The main limitation of this study is that we subjectively rated the responses. We tried to be as objective as possible but some subjectivity is inevitable. We applied our best knowledge but it is possible we made errors or overlooked something. All the chatbot responses are attached as supplementary files so that the reader can make their own assessment. Such an evaluation is similar to how student or research papers are evaluated. A second limitation is the choice of questions. Obviously, responses to a different set of questions would generate different results. As said earlier, we deliberately tried to create questions on various topics, and of different difficulty and length, in order for the test to be as broad-based as possible.
In our work, we simply compared responses to certain open questions. There are other ways of testing, including multiple choice or finding errors in lengthy texts. We did not develop extended conversations, or add supplementary questions to delve deeper into a topic. It is possible that evaluating the responses of a chatbot to multiple questions on a single topic would yield different scores. The difficulty is that the number of questions needed to fully cover a topic is likely to vary between chatbots, so comparisons would be hard to make equal. This is the reason we kept to a single question.

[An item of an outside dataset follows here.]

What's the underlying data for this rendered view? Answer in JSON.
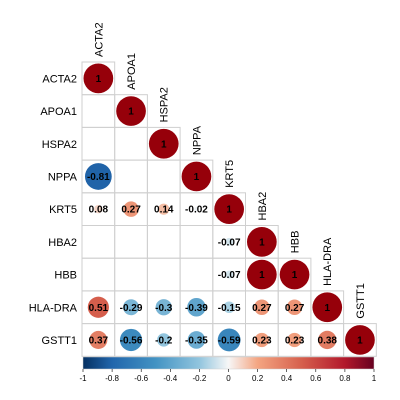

When chatbots are considered for educational or scientific uses, we are thinking of it being used as a source of knowledge or as a test of certain scenarios. We strongly advocate against their unethical usage (e.g. to pass an exam or ghost write a scientific paper). Unfortunately such uses have been already documented, where papers have been found to have the phrase ‘regenerate response’ from the interface of ChatGPT [29,30]. The international community is currently engaged in a discussion about the boundaries of chatbot use. Some voices are advocating for the restriction of chatbot usage, and there are even calls to halt further AI development altogether. The arguments against it include ethical concerns, security risks, lack of regulation, and the potential loss of human control.
Ultimately, the responsibility lies with us to determine how technology is employed, whether for positive or negative purposes.
5. Conclusions
Each tested chatbot had its positives and negatives, and it is hard to say which is the best. Bing Chat seems best when searching for short answers while ChatGPT is better when searching for more comprehensive information. Bard was rated the lowest, but it may be because it is currently an experimental version.
Chatbots were created for conversation and are not necessarily suited to scientific uses. Currently, we should recognize the role of chatbots in audiology as being more of a sort of initial information source, or as a tool to examine scenarios. Given the present limitations, is there anyone who could effectively use a chatbot for audiological purposes? Possibly, a student might want to ask a question and then check it over for accuracy. Or a researcher may converse with a chatbot to come up with new ideas. At the same time, however, for students or patients chatbots present many risks. Although the response may seem to be correct, if one is not an expert you can be easily misled, and the lack of references is a major obstacle to verification. We believe that chatbots are not there to create statements of fact, or to evaluate those of others. If they did, we would not be needed.
Data Availability
All data produced in the present study are available as supplementary files.